Dans mes démarches, je réalise des audits pour déterminer comment l’IA peut être utilisée au mieux. Il est crucial de comprendre quelles tâches peuvent être confiées à l’IA sans perdre de plaisir ou d’engagement personnel dans le travail. Je forme aussi les équipes et ouvre le dialogue avec les directions pour voir comment elles comptent réinvestir les gains de productivité. L’IA ne sera efficace que si elle est intégrée de manière claire et réfléchie dans les processus existants.
Comment as-tu rencontré La Collab ? Qu’est ce que l’expérience de collectif t’apporte ?
J’ai rencontré Delphine, la city leader de Belgique, lors d’un événement networking. On a commencé à échanger sur La Collab et ses valeurs, et j’ai vite intégré l’équipe. J’ai pu contribuer à des projets de réflexion sur l’IA, participer à la création de formations et apporter des outils. Mes premières missions ont été bien accueillies par les clients.
L’expérience en collectif permet vraiment d’avoir une vision globale, de prendre du recul. On est confronté à des niveaux différents de compétences et d’expertise, ce qui peut sembler évident, mais pour moi, c’est une vraie bulle où je peux confronter mes idées aux réalités des métiers et des besoins variés. Cela me permet de mieux comprendre les enjeux et d’aller plus loin dans les projets, car on met en commun des compétences et expertises diversifiées.
Avoir des chefs de projet experts dans leurs domaines est essentiel, car cela aide à identifier les points faibles et à les améliorer. Cela permet de mener des projets plus ambitieux, de viser plus haut et de satisfaire davantage de clients.
Qu’est ce que l’expérience de collectif apporte aux projets / aux clients ? Quels sont les avantages pour eux de faire appel à un collectif selon toi ?
L’avantage d’avoir un collectif, c’est vraiment le sur-mesure. Ce n’est pas un système où on se contente de « voici un produit, un service, un logiciel, débrouillez-vous avec ». Ce modèle repose sur un dialogue, une écoute fine des besoins de la personne ou de l’entreprise.
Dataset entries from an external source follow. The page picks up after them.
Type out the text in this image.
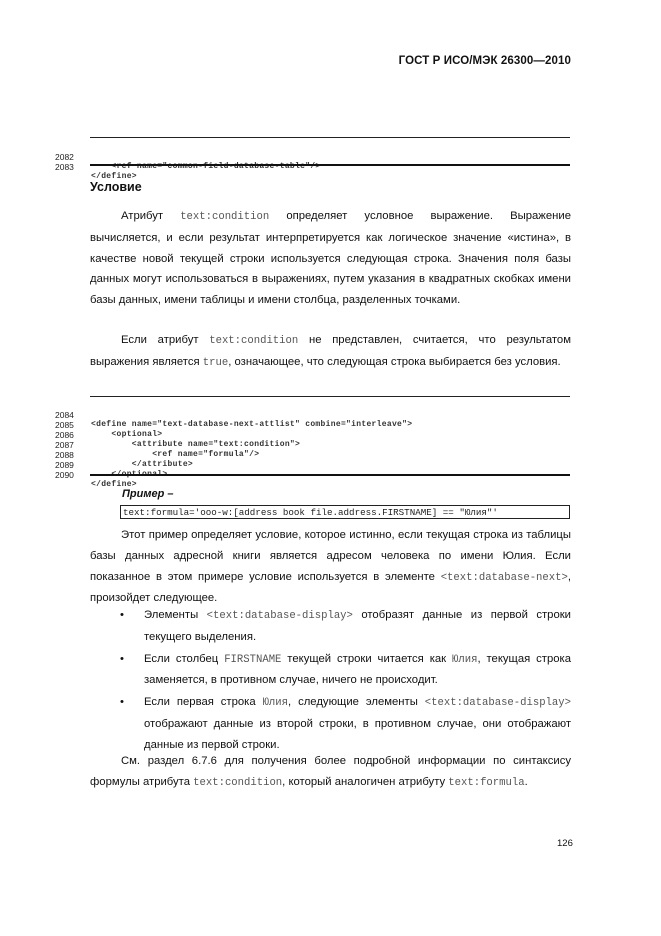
ГОСТ Р ИСО/МЭК 26300—2010

2082

<ref name="common-field-database-table"/>

2083

</define>

Условие
Атрибут text:condition определяет условное выражение. Выражение вычисляется, и если результат интерпретируется как логическое значение «истина», в качестве новой текущей строки используется следующая строка. Значения поля базы данных могут использоваться в выражениях, путем указания в квадратных скобках имени базы данных, имени таблицы и имени столбца, разделенных точками.
Если атрибут text:condition не представлен, считается, что результатом выражения является true, означающее, что следующая строка выбирается без условия.

2084

<define name="text-database-next-attlist" combine="interleave">

2085

<optional>

2086

<attribute name="text:condition">

2087

<ref name="formula"/>

2088

</attribute>

2089

</optional>

2090

</define>

Пример –
text:formula='ooo-w:[address book file.address.FIRSTNAME] == "Юлия"'
Этот пример определяет условие, которое истинно, если текущая строка из таблицы базы данных адресной книги является адресом человека по имени Юлия. Если показанное в этом примере условие используется в элементе <text:database-next>, произойдет следующее.
• Элементы <text:database-display> отобразят данные из первой строки текущего выделения.
• Если столбец FIRSTNAME текущей строки читается как Юлия, текущая строка заменяется, в противном случае, ничего не происходит.
• Если первая строка Юлия, следующие элементы <text:database-display> отображают данные из второй строки, в противном случае, они отображают данные из первой строки.
См. раздел 6.7.6 для получения более подробной информации по синтаксису формулы атрибута text:condition, который аналогичен атрибуту text:formula.
126
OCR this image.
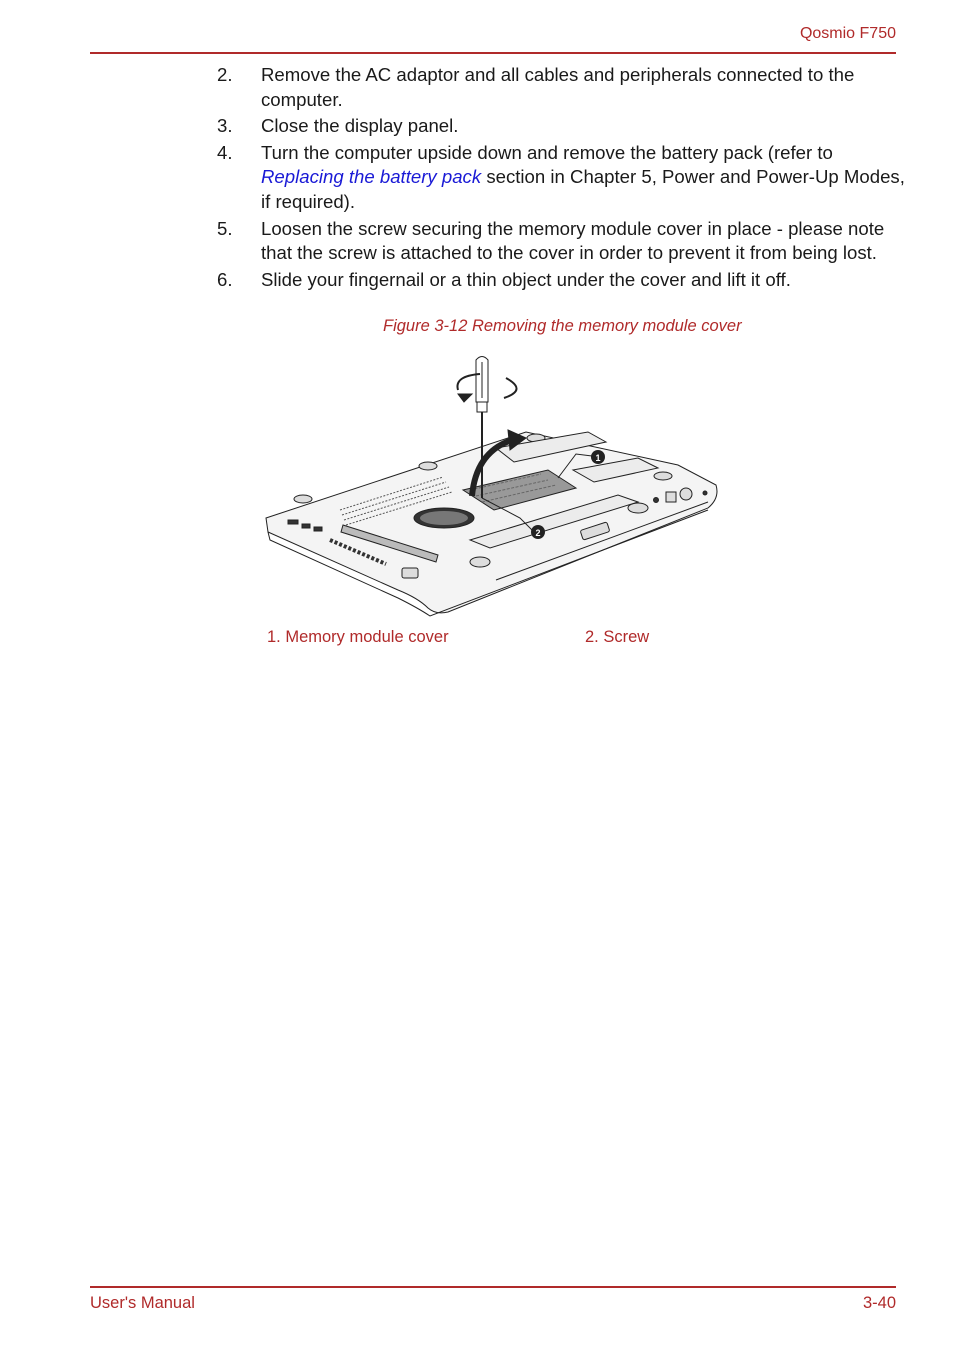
Qosmio F750
2. Remove the AC adaptor and all cables and peripherals connected to the computer.
3. Close the display panel.
4. Turn the computer upside down and remove the battery pack (refer to Replacing the battery pack section in Chapter 5, Power and Power-Up Modes, if required).
5. Loosen the screw securing the memory module cover in place - please note that the screw is attached to the cover in order to prevent it from being lost.
6. Slide your fingernail or a thin object under the cover and lift it off.
Figure 3-12 Removing the memory module cover
1
2
1. Memory module cover	2. Screw
User's Manual	3-40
Peu importe la taille du projet ou les objectifs, le collectif permet de répondre de manière précise et adaptée. C’est ça, la vraie puissance, car ni l’individualisme, ni même les IA, ne peuvent offrir une telle approche personnalisée avec cette ambition derrière.
Qu’est ce que tu as envie de dire à une entreprise pour la convaincre de faire appel à ton métier, à toi, à La Collab ?
Ce que je conseille, c’est de tester, d’expérimenter. Il faut vraiment se lancer, même avec un petit budget ou un petit projet, que ce soit en interne ou avec un partenaire externe. Les résultats peuvent être très intéressants et arriver très vite, avec des impacts significatifs sur l’organisation. On ne peut plus se permettre d’attendre que la technologie soit parfaitement mature avant de l’utiliser. Il faut passer à l’action, expérimenter, vérifier les résultats et ensuite les intégrer de manière durable. On n’est pas obligé de se lancer dans un gros projet d’emblée, un petit test peut suffire pour voir ce qui fonctionne, ce qui ne fonctionne pas.